What we tend to forget is that speciation and evolution take place on geologic time scales, that is, over tens and hundreds of millions of years. These forces are most definitely not under human control, but our interest in micromanaging species events has grown steadily with the environmental movement. While the movement is inarguably well-meaning, and its interest in in preserving biodiversity laudable, our habit of fighting pitched battles in what are going to be objectively losing situations is expensive and pointless. Battles must be fought; slowing and even stopping the extinction of whale species is a wise action. But this does not mean that stopping every invasive species makes sense; or that every species needs to be preserved. Only hubris leads us to believe that we are in control of the natural environment, or have any say whatsoever over the direction that develops in the long-term. Our habit of perceiving ourselves as separated from the natural environment, rather than being—indubitably—a product of it, and an integral part of the way in which it is evolving, has caused us to believe we have powers that don't in fact exists.

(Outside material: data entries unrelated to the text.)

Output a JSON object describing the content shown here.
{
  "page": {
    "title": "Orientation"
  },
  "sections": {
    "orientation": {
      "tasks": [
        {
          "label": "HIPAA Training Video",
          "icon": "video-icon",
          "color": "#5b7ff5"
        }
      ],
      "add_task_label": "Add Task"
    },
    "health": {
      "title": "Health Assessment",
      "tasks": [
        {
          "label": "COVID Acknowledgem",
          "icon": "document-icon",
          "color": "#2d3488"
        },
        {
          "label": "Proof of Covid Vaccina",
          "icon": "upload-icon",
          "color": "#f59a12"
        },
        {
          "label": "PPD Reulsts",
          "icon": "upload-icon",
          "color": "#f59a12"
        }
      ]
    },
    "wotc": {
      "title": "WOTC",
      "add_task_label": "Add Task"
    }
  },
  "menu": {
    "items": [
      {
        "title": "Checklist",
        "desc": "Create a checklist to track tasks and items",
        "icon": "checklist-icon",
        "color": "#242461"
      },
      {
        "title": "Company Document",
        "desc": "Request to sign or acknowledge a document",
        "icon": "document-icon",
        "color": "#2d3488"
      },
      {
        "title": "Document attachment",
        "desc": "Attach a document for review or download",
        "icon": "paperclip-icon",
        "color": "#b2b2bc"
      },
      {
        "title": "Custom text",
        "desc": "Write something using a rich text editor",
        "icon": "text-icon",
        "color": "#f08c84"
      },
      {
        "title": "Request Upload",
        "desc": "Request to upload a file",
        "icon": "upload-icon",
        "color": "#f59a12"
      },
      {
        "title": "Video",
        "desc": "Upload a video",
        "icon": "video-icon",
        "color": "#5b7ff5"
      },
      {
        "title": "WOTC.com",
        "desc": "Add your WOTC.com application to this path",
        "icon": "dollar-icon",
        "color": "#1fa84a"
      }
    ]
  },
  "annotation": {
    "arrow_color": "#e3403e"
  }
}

If the earth is taking evolutionary directions at the hand of man, these directions are in some ways just as much a natural product of the earth's overall evolutionary pattern as any other direction things might take. That is to say, argued from a cynic's point of view, habitat destruction, pollution, and the extinction of species is a natural phenomenon arising from the habits of a particular product of evolution, and has to be included, in a macroscopic view of the situation, as an entirely natural and acceptable phenomenon.

 Logical reasoning of this kind, which is difficult to refute, gives cold comfort to people like me, who prefer to see living things valued and preserved. I'll admit that perhaps it's the artist in me that believes that there is a fundamental goodness and aesthetic value in nature; and perhaps my affinity for nature itself begins with this aesthetic value, which for me is largely spiritual, rather than commercial or utilitarian. But if the aesthetes are not willing to preserve nature, who will? Those who view it as a commercial or utilitarian opportunity see little value in anything but its exploitation.

 The geologic timescale needs to be applied as a rough measurement of the significance of any evolutionary event, since it can only be measured from that perspective. Indeed, our alarm about the acceleration of extinctions arises specifically because of its association with geological events, the last 5 of which produced extinction rates that drastically altered the planet.

Here, self interest kicks in; what really worries human beings, after all, isn't whether other creatures will survive, but whether they themselves will. And this is a legitimate question. Yet once again, the preservation of individual species does not become the issue here. It's the overall health of the habitat that will ultimately determine survivability for both humanity and other organisms. This may not be seen on geologic timescales, but it is touched on them, because it involves landscapes and weather—both geologic forces—not salamanders and grasses. If the landscape is more intact, and more attuned to weather events, the preservation of canopy, groundcover, coastal buffer zones, etc., both mankind and the habitat benefit. The landscape is better able to absorb, process, and digest the results of man's activity, and the creatures that live in it are better able to survive accordingly.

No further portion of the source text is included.